Give us truth and lower taxes, says France
After a nationwide debate, the French government is ready to move towards reforms.
After a "nationwide debate" organised by President Macron, billed "as one of the greatest advances in democracy since Athens", the French government is "poised to begin a second wave of reforms", says Adam Sage in The Times. The results of the consultation, which included 1.9 million posts on a website, as well as suggestions from books placed in 16,337 town and village halls, seem to indicate that voters want "honesty and lower taxes". Prime Minister Edouard Philippe acknowledged frustration at tax rates that are "the highest of any developed country" and promised to "lower taxes and lower them faster".
But it'll take more than that, says Pauline Bock in The New Statesman.

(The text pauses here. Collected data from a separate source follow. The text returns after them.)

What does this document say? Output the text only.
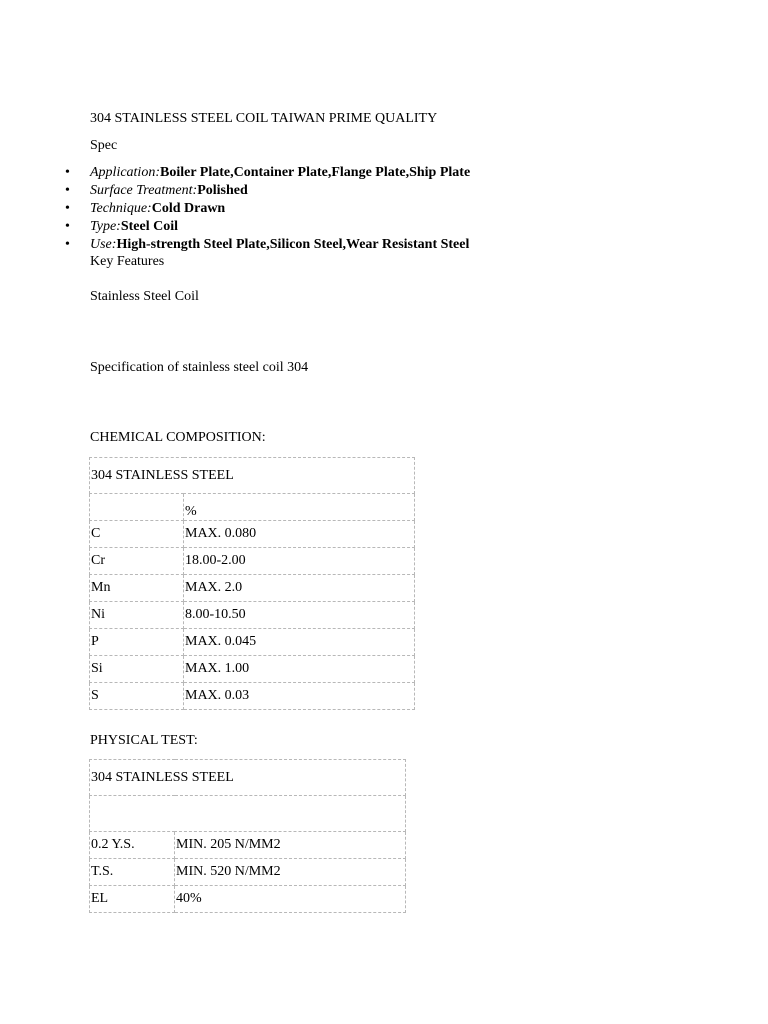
304 STAINLESS STEEL COIL TAIWAN PRIME QUALITY
Spec
• Application:Boiler Plate,Container Plate,Flange Plate,Ship Plate
• Surface Treatment:Polished
• Technique:Cold Drawn
• Type:Steel Coil
• Use:High-strength Steel Plate,Silicon Steel,Wear Resistant Steel
Key Features
Stainless Steel Coil
Specification of stainless steel coil 304
CHEMICAL COMPOSITION:
304 STAINLESS STEEL	
	%
C	MAX. 0.080
Cr	18.00-2.00
Mn	MAX. 2.0
Ni	8.00-10.50
P	MAX. 0.045
Si	MAX. 1.00
S	MAX. 0.03
PHYSICAL TEST:
304 STAINLESS STEEL	

0.2 Y.S.	MIN. 205 N/MM2
T.S.	MIN. 520 N/MM2
EL	40%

The results suggest that the French want any reductions focused on sales tax, which disproportionately affects the poor. They also want some taxes to rise, with a large amount of support for "the reintroduction of the wealth tax that Macron abolished in 2017". Despite this, the French government has said that any tax cuts will be balanced by cuts in public spending, and have already vowed not to "change course" on several core policies, suggesting that "Macron's great debate" was "just for show".
Yet that show "more successfully bludgeoned the yellow vests into submission than any number of riot police", says Adam Nossiter in The New York Times. Only 22,300 people marched in a protest across France on Saturday; support for the movement has fallen to 35%. Macron also "clawed back some of the popularity he lost" at the height of the protests, overtaking Marine Le Pen's far-right party in the polls for the European elections.